Bare Inspiration

Sometimes people will ask me if it's hard to keep writing a column every week.

Not with this cast of characters.

In fact, there are weekends where my column just writes itself - like one particularly memorable weekend. I'd just dropped off my grandmother after we'd been out for twice as long as anticipated.

It's never good at my house for Mommy to be gone twice as long as anyone expects. This is how we end up with pet lizards that require live crickets for lunch and captured tarantulas that everyone is too scared to look at, let alone release back into the wild. So I was anticipating trouble.

When I pulled into the driveway, I came upon my husband and two daughters sitting outside in that unmistakable posture of people who have narrowly avoided complete mental breakdowns.

Apparently, while I was out (for once, my timing was perfect), my husband had released the girls to playing in the backyard while he vacuumed out his truck. A fairly picky guy about the condition of his vehicle, he was soon lost in the task of master detailer. He didn't notice the long stretch of relative silence that is a sure sign of impending disaster until it was too late.

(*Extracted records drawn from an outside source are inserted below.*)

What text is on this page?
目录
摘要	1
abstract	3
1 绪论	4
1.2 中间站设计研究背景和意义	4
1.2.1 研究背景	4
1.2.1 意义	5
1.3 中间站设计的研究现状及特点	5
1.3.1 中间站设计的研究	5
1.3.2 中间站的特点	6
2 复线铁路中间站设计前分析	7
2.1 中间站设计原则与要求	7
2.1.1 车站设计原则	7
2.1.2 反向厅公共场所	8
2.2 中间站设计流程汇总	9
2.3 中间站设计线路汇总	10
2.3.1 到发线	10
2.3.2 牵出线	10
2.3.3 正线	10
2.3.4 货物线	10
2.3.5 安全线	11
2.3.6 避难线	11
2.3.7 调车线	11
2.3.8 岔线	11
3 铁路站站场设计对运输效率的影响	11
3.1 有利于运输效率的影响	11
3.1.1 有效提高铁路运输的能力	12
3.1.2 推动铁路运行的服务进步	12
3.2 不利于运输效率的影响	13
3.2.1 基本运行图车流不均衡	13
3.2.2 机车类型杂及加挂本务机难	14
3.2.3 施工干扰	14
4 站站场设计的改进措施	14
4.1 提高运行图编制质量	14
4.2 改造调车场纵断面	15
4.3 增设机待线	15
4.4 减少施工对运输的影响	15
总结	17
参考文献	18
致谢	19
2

Suddenly there was a cry from the back yard. He ran over to find that our youngest had been knocked over by the dog, bumped her head on a rock, and while fine for the most part, was quite upset.

And naked.

I believe I deserve some sort of award for not bursting out laughing at that point in the story. In fact I may have given myself a hernia in the process.

Everyone involved, including the four year old, denied any knowledge of exactly how or why she came to be naked. When I asked her point blank, she just looked at me as if the question itself made no sense.

So like the mystery of lost socks, the Bermuda Triangle, and why bumble bees can fly, the day Mireya decided to play in the buff is just one of those episodes in our life that will remain shrouded in obscurity.

Maybe shrouded isn't the right word. But you get the idea.